また八角理事長は、今後、力士などに感染者が出た場合は、場所の途中でも中止にする方針を示しました。
春場所は前売りのチケットが8時間ほどで完売し、連日およそ7000人の観客が予定されていました。
相撲協会は今後、チケットの払い戻し方法を検討し、ホームページなどで周知するとしています。
■ 「年に1度の大阪場所なのに」「中止でよかったのでは」
大阪 岸和田市の51歳の男性は「国全体で感染防止対策を進める中でしかたがないとは思うが、年に1度の大阪場所なので楽しみにしていた人も多いし、残念です」と話していました。
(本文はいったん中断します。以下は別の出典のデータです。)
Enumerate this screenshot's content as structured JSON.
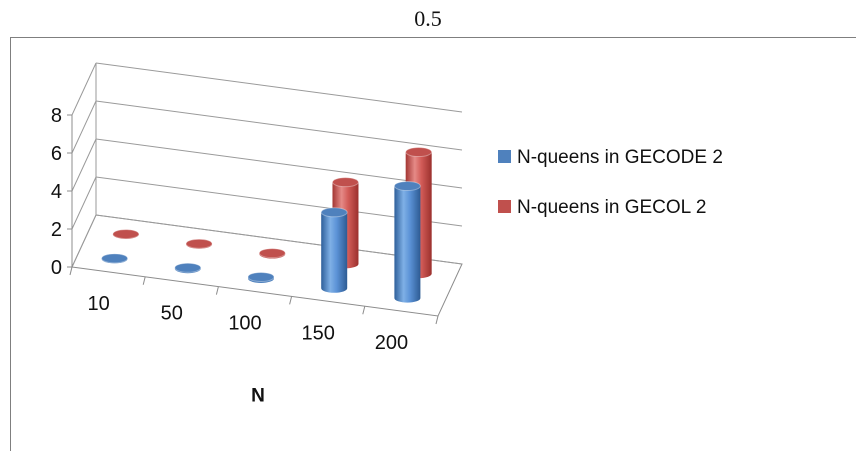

去年に続いて観戦する予定だったという大阪市の86歳の女性は「去年、生の相撲を見てすごく楽しかった。ことしも楽しみにしていたので残念です。生での応援はできませんがテレビの前で応援するので、力士たちには頑張ってもらいたい」と話していました。
新型コロナウイルスの感染拡大が続く中での春場所の開催に不安の声も聞かれました。
大阪市の37歳の女性は「初日のチケットを購入していましたが、中止になると思っていました。幕下以下の力士の中には電車などを使って会場に来る人もいて感染のおそれがあるので、個人的には中止にしてもよかったのではと思う。相撲ファンとしては複雑です。ただ開催が決まった以上は15日間、力士たちが無事に相撲を取れることを祈っています」と話していました。